Mar 27, 2013, 4:32 PM
Post #1 of 1
Need to partially automate user-driven scraping. Tight Spec, no arguments about completion.
| Private Reply
I need some perl coding to semi-automate extraction of US teacher email addresses at school, not at home. The Perl (or other?) program does not have to be clever, and since the spec is fairly complete there shouldn't be much back-and-forth about whether the job is completed.
I HAVE A CSV FILE WITH THESE FIELDS:
teacher first name
teacher last name
school street address
The last two fields start out blank and are filled with the following values:
(1) "search status" (blank: nothing tried; "found"; "last pattern tried": 1..4; abandoned; email obscured; timed out; (others ?)
(2) "email address", the email address found, or blank if not (yet) found.
These statuses are click driven and filled in by program.
THE SCREEN HAS TWO WINDOWS
The first window is the program window which I think is, for now, a static UI but with a one-line message / prompt bar at top. There are some buttons with lit/dark states, there are some radio buttons, and there are a few plain old lit/dark readouts. At the bottom of the window is are two message areas of one line each. No scrolling for now.
The second window is a browser with google search.
The browser window is indicated to the perl program by the user during initialization in some way.
We load the table and scan to the first record that has a blank "search status"; or we are at EOF and exit with message and flush and close the file with a message in the
The current record is displayed in the program window.
The user clicks on a search method (1..4 radio buttons, but just 1 is available now) and the radio button lights up for clarity. (Became dark when the current record changed).
The program does a search on school name plus state (e.g., "Akron High School OH") and from the search results the operator copies the school's URL and clicks a button in the program window. (Or, if possible, the user just highlights the URL and the program copies it, expanding the selection in both directions and then trims of any following /'s, etc.

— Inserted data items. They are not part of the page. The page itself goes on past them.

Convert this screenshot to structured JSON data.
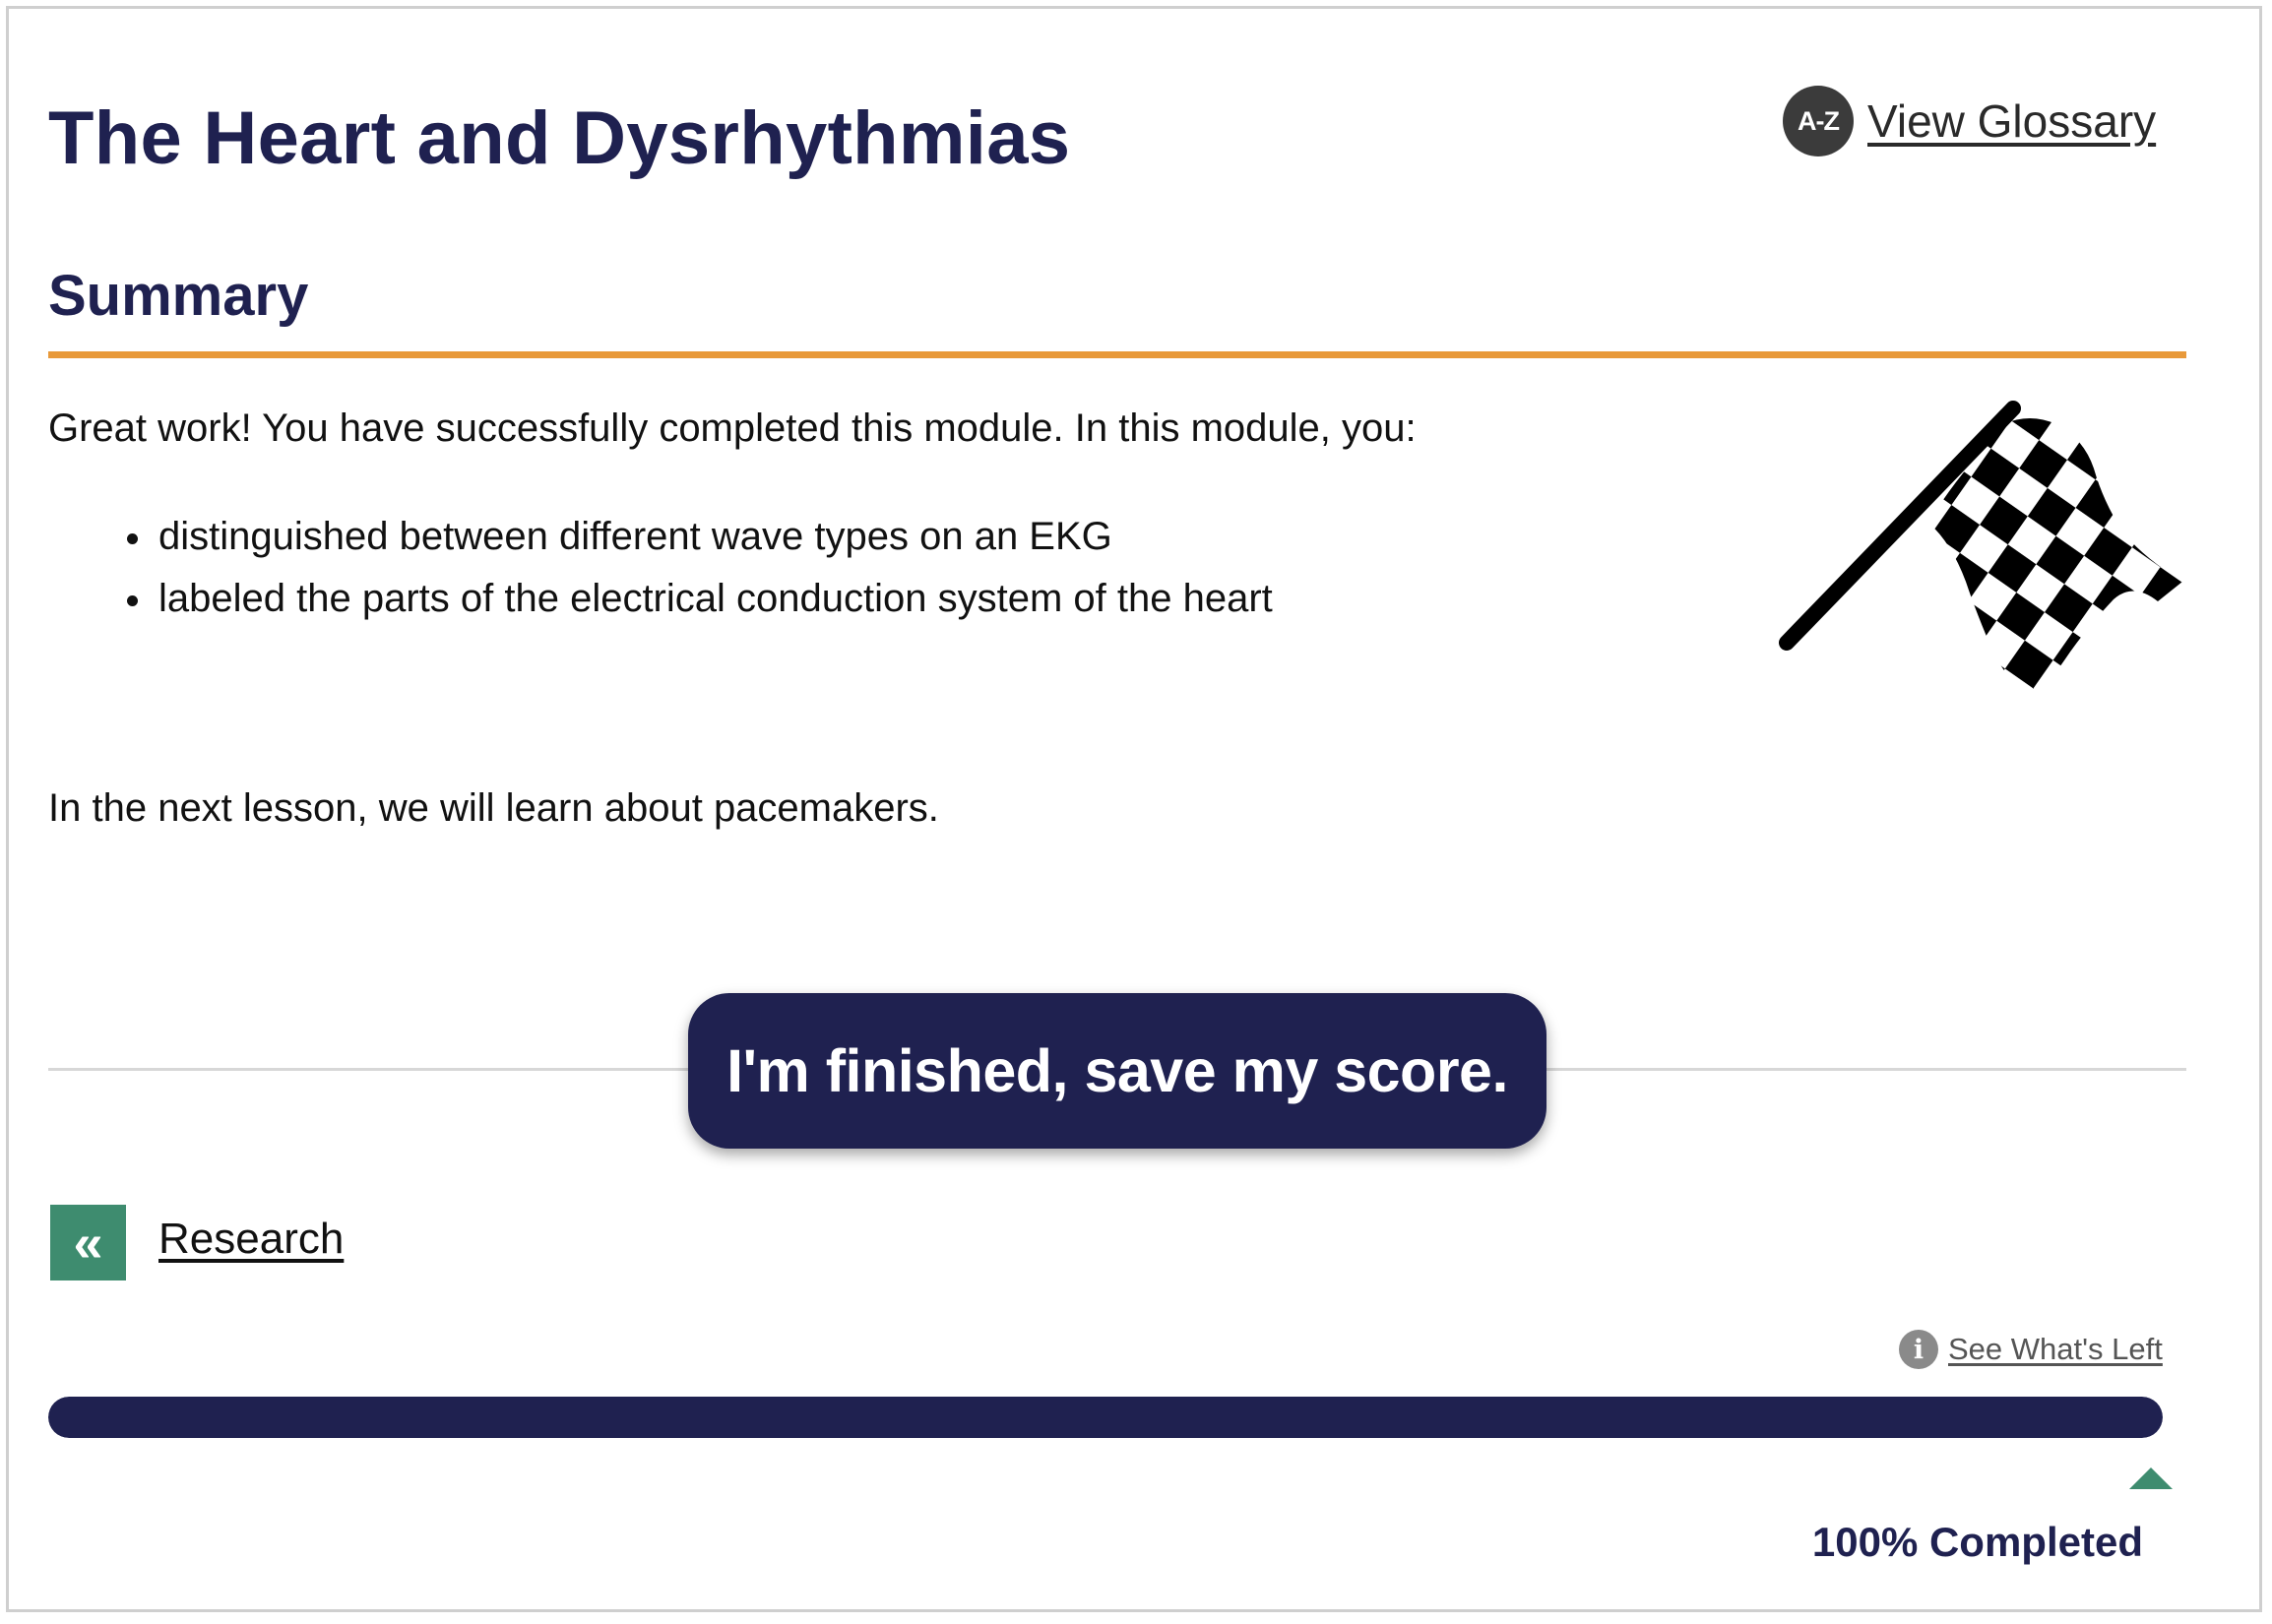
{
  "header": {
    "title": "The Heart and Dysrhythmias",
    "glossary_badge": "A-Z",
    "glossary_label": "View Glossary"
  },
  "summary": {
    "heading": "Summary",
    "intro": "Great work! You have successfully completed this module.  In this module, you:",
    "bullets": [
      "distinguished between different wave types on an EKG",
      "labeled the parts of the electrical conduction system of the heart"
    ],
    "next": "In the next lesson, we will learn about pacemakers.",
    "image_icon": "checkered-flag-icon"
  },
  "finish_button": {
    "label": "I'm finished, save my score."
  },
  "navigation": {
    "back_glyph": "«",
    "back_label": "Research"
  },
  "progress": {
    "info_glyph": "i",
    "whats_left_label": "See What's Left",
    "percent": 100,
    "label": "100% Completed"
  },
  "colors": {
    "navy": "#1f2150",
    "orange": "#e8993a",
    "green": "#3e8c6f"
  }
}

The program pulls the school's url from the clipboard (or from the program's own buffer if the screen scrape above is possible) and composes, e.g., the following google search string.

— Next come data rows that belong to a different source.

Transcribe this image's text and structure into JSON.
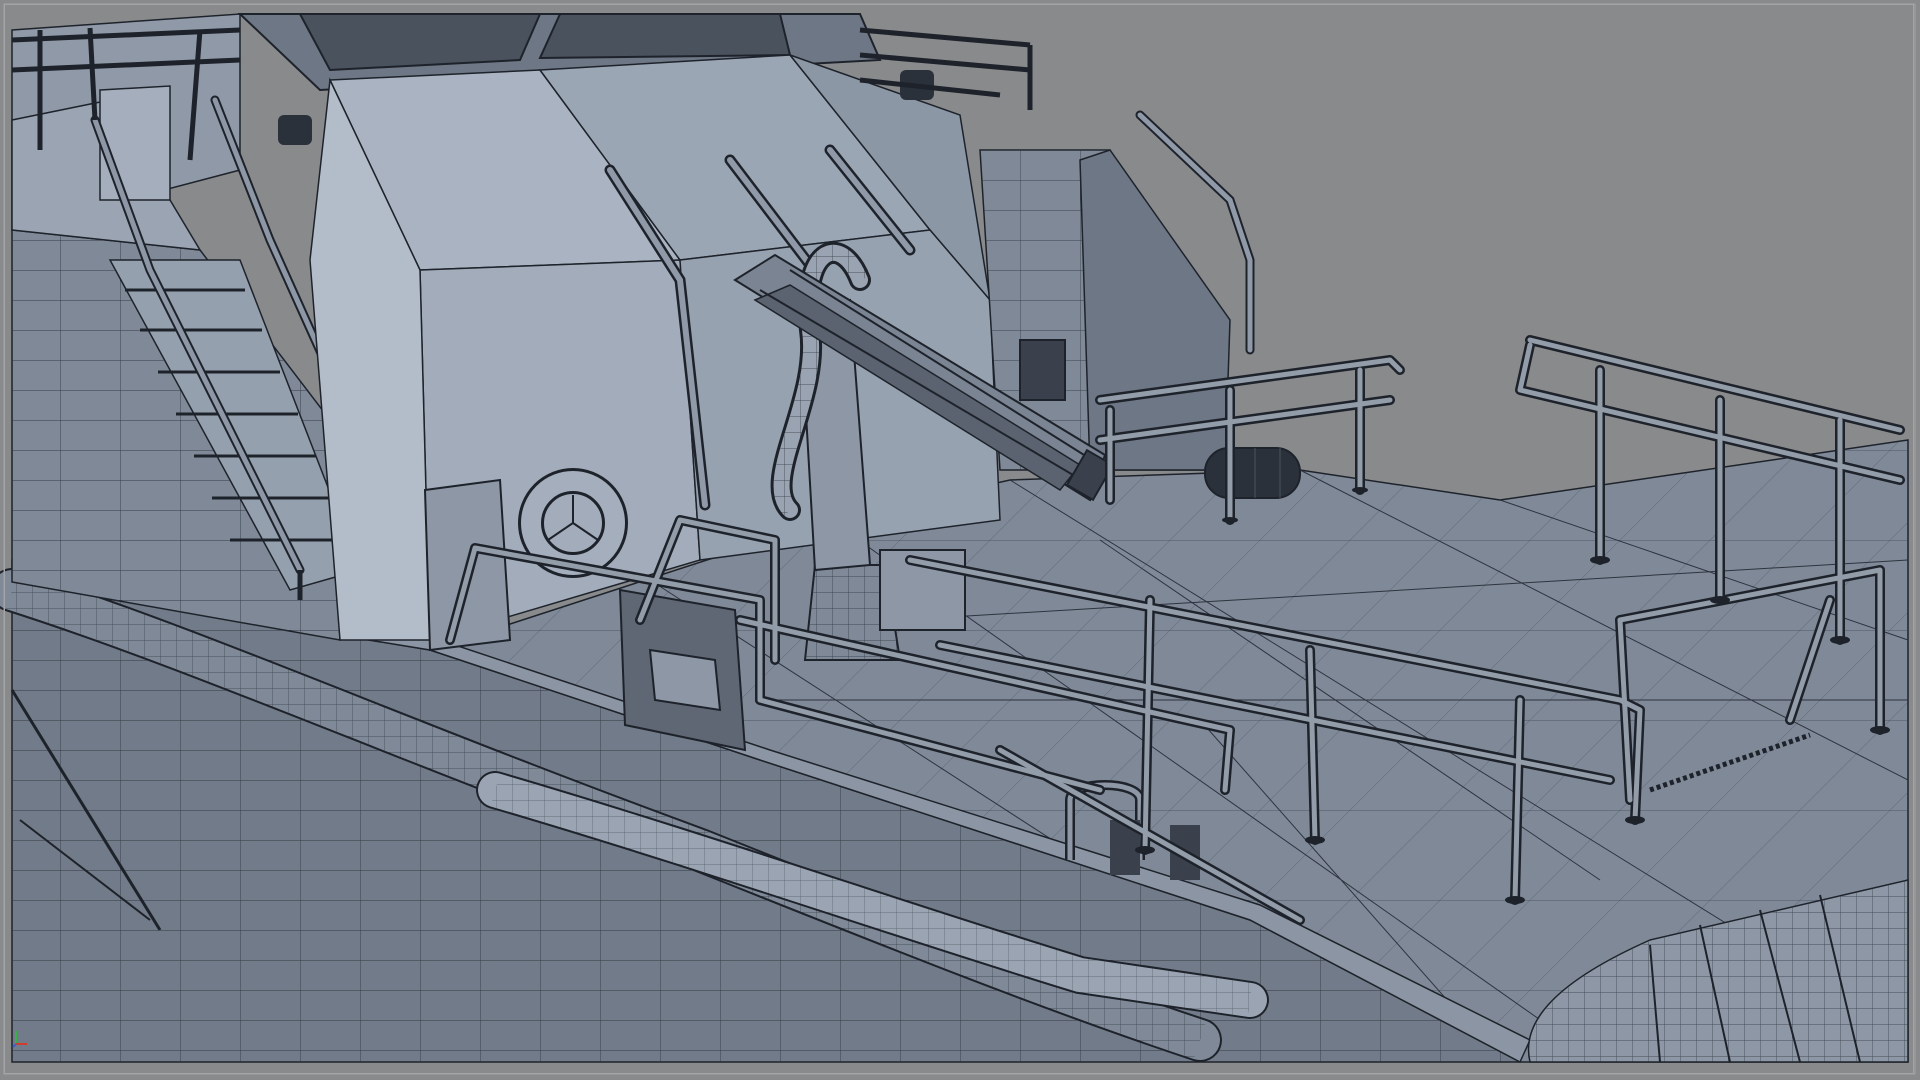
{
  "viewport": {
    "background_color": "#898a8c",
    "wire_color": "#1e232b",
    "hull_colors": {
      "light": "#a4aebd",
      "mid": "#8d97a6",
      "dark": "#6e7785",
      "deck": "#7f8998"
    }
  },
  "scene": {
    "subject": "ship-deck-wireframe",
    "visible_parts": [
      "wheelhouse",
      "deck-crane",
      "stairway",
      "life-ring",
      "deck-railing",
      "cylindrical-buoy",
      "rubber-fender",
      "mooring-bollard",
      "hull-rubbing-strake"
    ]
  },
  "axis_gizmo": {
    "icon": "axis-triad-icon",
    "colors": {
      "x": "#d23c2c",
      "y": "#38b048",
      "z": "#3a5fd0"
    }
  }
}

"site:ahs.k12.oh.us Lisa Simpson" without the quotes, and does the search.
The user then browses around and if found copies the email address into the clipboard (or again, maybe the program can screen-scrape and clean) and clicks the "found" button, or fails for some reason and clicks a different "search status"

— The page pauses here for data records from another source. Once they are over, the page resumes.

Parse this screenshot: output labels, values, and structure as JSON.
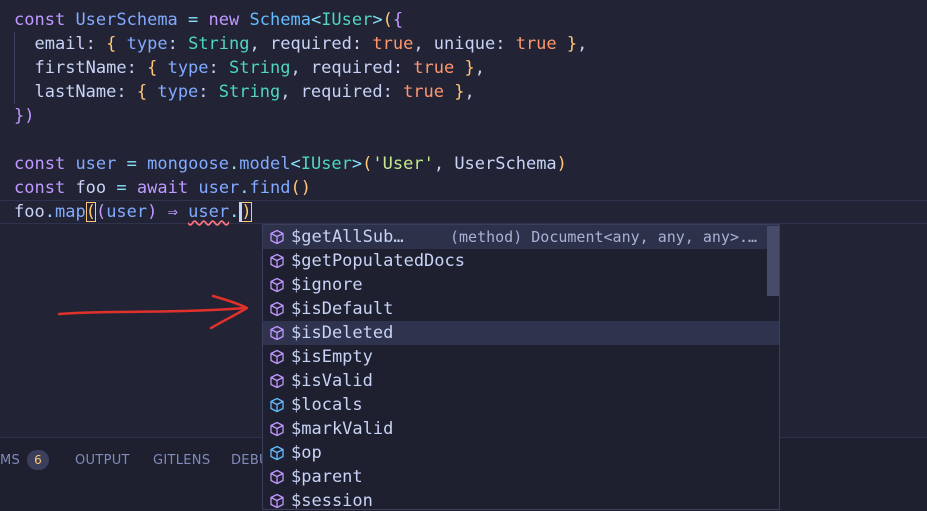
{
  "code": {
    "line1": [
      "const",
      "UserSchema",
      "=",
      "new",
      "Schema",
      "<",
      "IUser",
      ">",
      "(",
      "{"
    ],
    "line2": {
      "key": "email",
      "type_key": "type",
      "type_val": "String",
      "req_key": "required",
      "req_val": "true",
      "uniq_key": "unique",
      "uniq_val": "true"
    },
    "line3": {
      "key": "firstName",
      "type_key": "type",
      "type_val": "String",
      "req_key": "required",
      "req_val": "true"
    },
    "line4": {
      "key": "lastName",
      "type_key": "type",
      "type_val": "String",
      "req_key": "required",
      "req_val": "true"
    },
    "line5": "})",
    "line7": {
      "kw": "const",
      "name": "user",
      "eq": "=",
      "obj": "mongoose",
      "method": "model",
      "generic": "IUser",
      "arg": "'User'",
      "arg2": "UserSchema"
    },
    "line8": {
      "kw": "const",
      "name": "foo",
      "eq": "=",
      "await": "await",
      "obj": "user",
      "method": "find",
      "parens": "()"
    },
    "line9": {
      "obj": "foo",
      "method": "map",
      "param": "user",
      "arrow": "⇒",
      "access": "user",
      "dot": "."
    }
  },
  "suggestions": [
    {
      "label": "$getAllSub…",
      "detail": "(method) Document<any, any, any>.…",
      "icon": "method-cube-icon"
    },
    {
      "label": "$getPopulatedDocs",
      "icon": "method-cube-icon"
    },
    {
      "label": "$ignore",
      "icon": "method-cube-icon"
    },
    {
      "label": "$isDefault",
      "icon": "method-cube-icon"
    },
    {
      "label": "$isDeleted",
      "icon": "method-cube-icon"
    },
    {
      "label": "$isEmpty",
      "icon": "method-cube-icon"
    },
    {
      "label": "$isValid",
      "icon": "method-cube-icon"
    },
    {
      "label": "$locals",
      "icon": "field-cube-icon"
    },
    {
      "label": "$markValid",
      "icon": "method-cube-icon"
    },
    {
      "label": "$op",
      "icon": "field-cube-icon"
    },
    {
      "label": "$parent",
      "icon": "method-cube-icon"
    },
    {
      "label": "$session",
      "icon": "method-cube-icon"
    }
  ],
  "panel": {
    "tab_problems": "MS",
    "problems_count": "6",
    "tab_output": "OUTPUT",
    "tab_gitlens": "GITLENS",
    "tab_debug": "DEBU"
  },
  "colors": {
    "method_icon": "#c099ff",
    "field_icon": "#65bcff",
    "arrow": "#e0312b"
  }
}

Whatever the click, it prompts the program to install the values for "search status" and "email address" into those fields, and then display the revised record.
The operator approves and clicks "next record" which goes to the next record with blank "search status".
There will be some user recovery buttons, and the first to be implemented will be "redo record", typically because the operator saw something wrong, or had pushed a wrong "search status" button at the end of the search. So this is included in the first pass on the program.
WHAT SAY YOU?:
OK, lots of description but not all that much action, I believe. Anybody want to talk about some coding?
(This post was edited by evan1138 on Mar 27, 2013, 5:19 PM)